It’s easy to write the statistic that over half of students at university have experienced mental ill health, it’s harder to comprehend when you try to understand just how many individuals have struggled in order to create that number.
But it’s a worryingly consistent figure. A recent survey notes that 77 per cent of students chose to go to university for career opportunities, but 70 per cent also noted their mental health became an issue for them, citing ‘depression’, ‘loneliness’, and various ‘pressures’. Not exactly the glowing endorsements and recollections describe in every prospectus. Amidst the scrapping of grants and an increase in loans, it’s hardly a surprise that those students also struggling financially were more likely to drop out altogether. Look to other studies, and the figures reappear.
A survey from The Guardian cites over a third of students struggle with financial pressures, while nearly 9 in 10 students admit finding it hard to cope. This, unsurprisingly, doesn’t halt at graduation day. A Student Mindsinterim report on graduate wellbeing notes that nearly half of recent graduates are currently experiencing mental ill health, with even more mentioning past struggles. These statistics alone should be enough to shock, but they also represent a wider picture. Students in each survey note their reasons for going to university, aside from career goals, as the ‘best possible future’, away to ‘fulfil ambitions’, learn more about their subject area, and branch out socially. Neatly balanced with their optimism, however, is that recurring word: pressure. It’s too simplistic to blame outside pressures for mental health struggles, but it’s dismissive and inconsiderate to ignore them. Students at university are being bombarded on every level with articles citing rising numbers of (well qualified) graduates to compete with, a country divided by Brexit (overwhelmingly opposed by the younger generation), and, whatever the reassurances politicians deflect with,a student loan account containing a figure that would produce anxiety in just about anyone.
Whatever the reason for attending university, It seems likely that a fair amount of prospective applicants don’t, at the very least, enter the process imagining their day to day lives will resemble what these surveys suggest. But it’s not something that starts the minute students walk through their accommodation door. Schools are simultaneously being compelled to focus on and drive up exam results while reassuring each cohort of students their worth doesn’t rely on the same system they’re trying to propel them through. The eighteen-year-olds arriving at university halls for the first time, some by a matter of weeks, have just aged out of the adolescent mental health system that’s been awarded more funding. Universities across the country are expanding their wellbeing and counselling services, signposting 1/4 students to their GP with mental health concerns, and then on to another NHS system struggling amidst underfunding and limited resources. While this doesn’t change, the statistics in these surveys will only continue to grow.
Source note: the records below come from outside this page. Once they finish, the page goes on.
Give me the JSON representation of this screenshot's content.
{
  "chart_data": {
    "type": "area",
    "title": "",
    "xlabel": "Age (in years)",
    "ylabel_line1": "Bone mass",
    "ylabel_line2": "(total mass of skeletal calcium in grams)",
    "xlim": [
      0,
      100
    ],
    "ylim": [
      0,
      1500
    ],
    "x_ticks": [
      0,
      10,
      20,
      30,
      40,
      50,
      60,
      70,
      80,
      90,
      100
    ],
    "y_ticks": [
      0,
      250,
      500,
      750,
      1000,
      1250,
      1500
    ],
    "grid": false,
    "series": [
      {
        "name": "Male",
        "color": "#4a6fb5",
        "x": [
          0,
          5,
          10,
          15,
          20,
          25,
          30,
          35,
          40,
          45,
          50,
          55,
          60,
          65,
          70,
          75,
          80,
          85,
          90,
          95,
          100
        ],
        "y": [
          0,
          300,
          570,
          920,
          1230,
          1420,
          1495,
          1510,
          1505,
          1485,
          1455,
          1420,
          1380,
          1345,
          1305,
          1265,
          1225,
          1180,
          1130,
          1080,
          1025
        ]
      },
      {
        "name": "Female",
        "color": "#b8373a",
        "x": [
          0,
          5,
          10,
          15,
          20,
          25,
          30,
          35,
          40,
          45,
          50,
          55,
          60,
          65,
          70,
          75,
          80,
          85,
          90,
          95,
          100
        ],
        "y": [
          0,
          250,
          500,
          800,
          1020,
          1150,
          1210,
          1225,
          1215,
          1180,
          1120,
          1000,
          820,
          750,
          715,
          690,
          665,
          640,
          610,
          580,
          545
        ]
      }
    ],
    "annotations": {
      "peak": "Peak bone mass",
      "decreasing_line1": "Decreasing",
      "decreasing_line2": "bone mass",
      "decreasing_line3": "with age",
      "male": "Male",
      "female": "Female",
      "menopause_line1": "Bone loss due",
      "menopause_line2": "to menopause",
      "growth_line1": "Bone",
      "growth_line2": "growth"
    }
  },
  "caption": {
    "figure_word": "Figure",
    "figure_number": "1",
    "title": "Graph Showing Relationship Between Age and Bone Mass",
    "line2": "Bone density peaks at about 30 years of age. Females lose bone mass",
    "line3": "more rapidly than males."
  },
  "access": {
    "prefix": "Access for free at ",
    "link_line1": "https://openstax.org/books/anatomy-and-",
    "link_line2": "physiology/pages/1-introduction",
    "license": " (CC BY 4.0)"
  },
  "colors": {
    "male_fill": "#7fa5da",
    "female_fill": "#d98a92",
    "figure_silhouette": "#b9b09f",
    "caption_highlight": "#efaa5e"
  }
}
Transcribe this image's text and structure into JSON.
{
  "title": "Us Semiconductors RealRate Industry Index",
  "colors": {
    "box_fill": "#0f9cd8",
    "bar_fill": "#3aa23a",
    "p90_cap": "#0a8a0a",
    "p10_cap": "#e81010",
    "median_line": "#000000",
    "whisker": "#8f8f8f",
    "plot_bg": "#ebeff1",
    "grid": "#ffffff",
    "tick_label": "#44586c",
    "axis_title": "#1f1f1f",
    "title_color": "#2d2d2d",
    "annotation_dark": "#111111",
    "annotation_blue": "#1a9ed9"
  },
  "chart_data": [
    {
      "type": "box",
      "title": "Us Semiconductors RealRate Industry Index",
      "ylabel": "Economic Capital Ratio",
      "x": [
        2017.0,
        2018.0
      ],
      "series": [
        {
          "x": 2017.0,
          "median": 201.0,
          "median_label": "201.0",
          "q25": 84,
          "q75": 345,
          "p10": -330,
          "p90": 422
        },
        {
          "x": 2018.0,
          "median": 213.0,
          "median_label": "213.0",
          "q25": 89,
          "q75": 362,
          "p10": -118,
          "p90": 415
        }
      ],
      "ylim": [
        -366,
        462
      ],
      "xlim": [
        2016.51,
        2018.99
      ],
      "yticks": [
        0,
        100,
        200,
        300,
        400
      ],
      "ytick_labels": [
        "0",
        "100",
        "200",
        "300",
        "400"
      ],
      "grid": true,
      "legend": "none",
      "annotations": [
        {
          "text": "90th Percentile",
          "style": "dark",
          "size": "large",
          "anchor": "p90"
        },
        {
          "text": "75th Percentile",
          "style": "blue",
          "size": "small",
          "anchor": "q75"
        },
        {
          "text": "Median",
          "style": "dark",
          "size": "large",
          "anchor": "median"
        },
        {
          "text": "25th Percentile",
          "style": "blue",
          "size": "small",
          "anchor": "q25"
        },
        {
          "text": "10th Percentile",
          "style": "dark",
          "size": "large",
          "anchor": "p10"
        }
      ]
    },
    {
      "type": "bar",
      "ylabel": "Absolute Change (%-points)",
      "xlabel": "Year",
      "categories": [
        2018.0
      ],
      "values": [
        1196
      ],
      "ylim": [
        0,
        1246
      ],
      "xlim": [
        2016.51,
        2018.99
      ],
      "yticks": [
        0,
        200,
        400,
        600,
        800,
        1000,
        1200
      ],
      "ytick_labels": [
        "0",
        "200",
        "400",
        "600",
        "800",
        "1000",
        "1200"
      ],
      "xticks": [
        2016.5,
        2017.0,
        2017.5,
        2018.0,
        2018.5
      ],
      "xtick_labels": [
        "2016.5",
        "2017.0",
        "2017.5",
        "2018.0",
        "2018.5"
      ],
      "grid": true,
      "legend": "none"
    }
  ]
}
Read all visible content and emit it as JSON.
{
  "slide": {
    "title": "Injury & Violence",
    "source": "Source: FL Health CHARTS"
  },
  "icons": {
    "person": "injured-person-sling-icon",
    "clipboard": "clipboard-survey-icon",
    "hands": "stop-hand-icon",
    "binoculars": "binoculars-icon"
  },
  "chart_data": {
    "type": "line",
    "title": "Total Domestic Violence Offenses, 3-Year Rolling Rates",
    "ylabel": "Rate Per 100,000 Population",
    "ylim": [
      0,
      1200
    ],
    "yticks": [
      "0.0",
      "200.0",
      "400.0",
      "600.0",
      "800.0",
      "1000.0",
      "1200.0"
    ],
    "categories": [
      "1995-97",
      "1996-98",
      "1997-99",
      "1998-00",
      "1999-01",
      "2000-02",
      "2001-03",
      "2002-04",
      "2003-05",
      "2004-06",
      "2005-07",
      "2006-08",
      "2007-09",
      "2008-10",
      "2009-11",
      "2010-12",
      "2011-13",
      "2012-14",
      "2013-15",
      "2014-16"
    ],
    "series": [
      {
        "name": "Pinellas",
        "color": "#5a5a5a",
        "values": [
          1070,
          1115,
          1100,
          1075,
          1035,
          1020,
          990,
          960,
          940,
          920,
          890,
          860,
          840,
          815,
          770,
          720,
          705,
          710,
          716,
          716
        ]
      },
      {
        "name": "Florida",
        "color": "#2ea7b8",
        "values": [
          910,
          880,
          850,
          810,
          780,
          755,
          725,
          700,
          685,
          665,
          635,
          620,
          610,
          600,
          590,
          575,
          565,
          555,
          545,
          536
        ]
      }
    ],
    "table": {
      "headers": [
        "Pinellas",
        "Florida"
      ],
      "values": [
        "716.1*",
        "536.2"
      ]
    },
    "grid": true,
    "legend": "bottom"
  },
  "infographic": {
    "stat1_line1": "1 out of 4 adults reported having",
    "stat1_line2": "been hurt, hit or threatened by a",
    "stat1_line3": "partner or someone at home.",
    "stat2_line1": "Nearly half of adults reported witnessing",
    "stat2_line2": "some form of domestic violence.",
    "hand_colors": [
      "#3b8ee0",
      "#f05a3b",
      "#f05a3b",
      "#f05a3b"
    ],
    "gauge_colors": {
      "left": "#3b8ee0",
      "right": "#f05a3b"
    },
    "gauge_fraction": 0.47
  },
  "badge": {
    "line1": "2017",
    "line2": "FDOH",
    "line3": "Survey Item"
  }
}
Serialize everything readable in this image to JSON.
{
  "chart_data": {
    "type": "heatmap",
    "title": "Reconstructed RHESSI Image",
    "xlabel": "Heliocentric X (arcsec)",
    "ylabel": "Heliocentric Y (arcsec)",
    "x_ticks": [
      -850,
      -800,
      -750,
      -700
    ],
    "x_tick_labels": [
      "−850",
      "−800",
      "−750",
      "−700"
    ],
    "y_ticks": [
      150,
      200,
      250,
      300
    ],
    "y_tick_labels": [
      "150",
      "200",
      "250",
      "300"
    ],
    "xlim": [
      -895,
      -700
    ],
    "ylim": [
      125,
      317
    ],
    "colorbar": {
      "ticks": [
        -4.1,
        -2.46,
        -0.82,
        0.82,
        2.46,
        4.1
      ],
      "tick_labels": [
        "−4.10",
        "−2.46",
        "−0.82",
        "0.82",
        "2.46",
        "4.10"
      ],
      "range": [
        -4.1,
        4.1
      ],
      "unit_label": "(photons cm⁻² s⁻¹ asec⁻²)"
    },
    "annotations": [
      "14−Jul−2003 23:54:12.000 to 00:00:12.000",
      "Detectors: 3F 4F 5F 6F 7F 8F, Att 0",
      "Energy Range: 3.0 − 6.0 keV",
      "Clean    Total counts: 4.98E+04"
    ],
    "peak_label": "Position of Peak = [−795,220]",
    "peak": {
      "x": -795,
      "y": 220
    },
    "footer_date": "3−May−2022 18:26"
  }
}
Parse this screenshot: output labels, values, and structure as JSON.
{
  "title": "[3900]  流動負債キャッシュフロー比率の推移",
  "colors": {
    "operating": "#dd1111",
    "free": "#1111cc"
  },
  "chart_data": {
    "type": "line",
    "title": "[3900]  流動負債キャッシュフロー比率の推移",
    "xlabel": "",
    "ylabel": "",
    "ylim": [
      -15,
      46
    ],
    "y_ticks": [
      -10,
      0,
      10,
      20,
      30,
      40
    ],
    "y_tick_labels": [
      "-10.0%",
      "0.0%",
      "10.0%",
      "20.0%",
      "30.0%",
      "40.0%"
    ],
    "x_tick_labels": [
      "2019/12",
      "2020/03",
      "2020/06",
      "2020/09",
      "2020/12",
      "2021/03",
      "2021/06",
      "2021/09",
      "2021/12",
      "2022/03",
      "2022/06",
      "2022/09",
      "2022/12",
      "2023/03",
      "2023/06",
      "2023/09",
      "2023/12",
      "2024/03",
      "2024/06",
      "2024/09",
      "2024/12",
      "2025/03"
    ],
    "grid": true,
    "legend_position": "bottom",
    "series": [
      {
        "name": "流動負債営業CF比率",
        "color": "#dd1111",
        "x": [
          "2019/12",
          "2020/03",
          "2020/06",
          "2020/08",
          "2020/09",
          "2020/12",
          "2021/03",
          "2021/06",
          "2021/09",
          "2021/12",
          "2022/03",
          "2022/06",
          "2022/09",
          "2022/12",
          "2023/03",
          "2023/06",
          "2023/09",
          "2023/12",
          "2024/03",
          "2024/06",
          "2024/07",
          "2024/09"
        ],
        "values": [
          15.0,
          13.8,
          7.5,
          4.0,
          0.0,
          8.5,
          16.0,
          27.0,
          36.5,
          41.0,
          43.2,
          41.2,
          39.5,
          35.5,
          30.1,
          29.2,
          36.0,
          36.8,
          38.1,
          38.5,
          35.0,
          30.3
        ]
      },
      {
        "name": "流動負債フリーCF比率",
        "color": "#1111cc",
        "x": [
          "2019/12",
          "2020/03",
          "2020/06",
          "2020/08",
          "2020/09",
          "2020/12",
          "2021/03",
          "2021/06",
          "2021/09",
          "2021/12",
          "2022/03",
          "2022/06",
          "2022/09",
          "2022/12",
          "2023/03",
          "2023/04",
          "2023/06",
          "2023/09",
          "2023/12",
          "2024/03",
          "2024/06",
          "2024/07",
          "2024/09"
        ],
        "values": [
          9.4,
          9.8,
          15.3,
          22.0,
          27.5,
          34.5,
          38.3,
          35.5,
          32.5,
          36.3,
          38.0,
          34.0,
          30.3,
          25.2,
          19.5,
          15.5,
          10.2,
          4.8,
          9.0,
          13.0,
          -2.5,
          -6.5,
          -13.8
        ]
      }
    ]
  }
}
People are inclined to comment on who could do more, which provider is most responsible for these young adults and which should begin the appropriate expansion of support services. But it’s easier to start with smaller differences. Universities give welcome lectures on research skills, how to get involved in societies, careers talks. Adding one which signposts where students can access support and acknowledging how the move to university can affect your mental health seems a fair topic, in light of these surveys, to add.